Your 19th Amendment Moment: Women’s Suffrage in Oregon

By Cindy Parker

The fight for Women’s Suffrage here in Oregon took 42 years and 6 different votes, more than any other state. Led early on by Abigail Scott Duniway, it took another generation to finally succeed in 1912, incidentally the same year as Eugene-Lane AAUW was founded.

Esther Pohl Lovejoy was the second woman graduate of the University of Oregon medical school (1894) and appointed the first woman city health officer in Portland. Her dedication to public health was underscored by the death of a young son, Freddy, due to contaminated milk. She and others recognized that “men do not have society’s best interests at heart” and in order to achieve the goals of pure food, clean water, and safe workplaces women needed to be able to influence policies through the ballot.

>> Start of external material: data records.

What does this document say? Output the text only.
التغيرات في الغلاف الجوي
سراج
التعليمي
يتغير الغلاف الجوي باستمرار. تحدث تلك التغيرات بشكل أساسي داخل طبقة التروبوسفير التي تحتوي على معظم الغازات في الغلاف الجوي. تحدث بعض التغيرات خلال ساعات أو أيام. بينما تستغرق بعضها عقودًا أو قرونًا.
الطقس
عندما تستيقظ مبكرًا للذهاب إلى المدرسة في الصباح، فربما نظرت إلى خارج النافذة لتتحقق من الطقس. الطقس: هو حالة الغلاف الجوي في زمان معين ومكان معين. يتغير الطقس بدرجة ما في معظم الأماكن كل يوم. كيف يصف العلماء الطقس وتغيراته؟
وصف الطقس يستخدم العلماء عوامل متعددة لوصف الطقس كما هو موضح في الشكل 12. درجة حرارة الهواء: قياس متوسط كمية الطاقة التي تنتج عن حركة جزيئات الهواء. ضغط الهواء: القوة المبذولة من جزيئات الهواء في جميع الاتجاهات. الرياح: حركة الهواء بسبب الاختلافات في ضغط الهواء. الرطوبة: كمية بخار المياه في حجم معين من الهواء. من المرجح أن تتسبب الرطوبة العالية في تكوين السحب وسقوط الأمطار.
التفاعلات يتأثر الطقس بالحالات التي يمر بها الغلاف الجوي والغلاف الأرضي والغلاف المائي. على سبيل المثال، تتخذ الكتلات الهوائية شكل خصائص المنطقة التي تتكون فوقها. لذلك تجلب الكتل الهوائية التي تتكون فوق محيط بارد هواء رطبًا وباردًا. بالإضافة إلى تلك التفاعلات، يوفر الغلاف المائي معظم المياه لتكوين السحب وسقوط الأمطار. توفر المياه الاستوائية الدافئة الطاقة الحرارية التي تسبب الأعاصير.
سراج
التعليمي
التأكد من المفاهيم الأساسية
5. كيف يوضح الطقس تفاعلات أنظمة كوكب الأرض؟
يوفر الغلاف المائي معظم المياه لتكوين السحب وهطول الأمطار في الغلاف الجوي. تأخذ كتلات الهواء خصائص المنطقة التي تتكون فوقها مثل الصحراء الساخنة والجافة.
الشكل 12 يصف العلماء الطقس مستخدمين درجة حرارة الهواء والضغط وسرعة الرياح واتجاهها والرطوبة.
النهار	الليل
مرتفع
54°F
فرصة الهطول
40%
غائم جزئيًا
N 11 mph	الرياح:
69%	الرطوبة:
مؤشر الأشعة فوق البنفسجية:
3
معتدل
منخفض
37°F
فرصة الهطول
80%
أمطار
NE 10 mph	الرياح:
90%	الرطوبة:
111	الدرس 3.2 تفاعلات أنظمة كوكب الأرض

Women of the early 20th century were better educated and worked outside the home in increasing numbers. These Suffragists waged a more modern campaign. They organized handbills, public lectures, and parades all over Oregon.

  • In Klamath Falls they held a Suffrage Ball where the men and women both came in dresses.
  • In Roseburg there were several community picnics.
  • They entered a float in the Rose Parade in Portland and won the grand prize. Throughout the Rose Festival they distributed sandwiches, ice cream, and drinks from a lunch wagon along with pamphlets lectures.
  • National leader, Dr. Anna Howard Shaw and Dr. Lovejoy went on a whirlwind tour of the state in an automobile, starting at the Pendleton Round Up.

They won the support of many influential men of the time, keeping in mind that all the voters they needed to convince were men. Governor Oswald West said, “I have every reason to believe that women will clean up politics.” And Senator Warren M. Sutton said, “I do not know what our women are going to do with the ballot but it makes no difference. It is their right and they should have it.”

On November 5, 1912, Oregon voted in favor of women’s suffrage by a margin of less than 4,000 votes, becoming the 7th state to do so. Lane County votes were 1279 yes, and 840 no.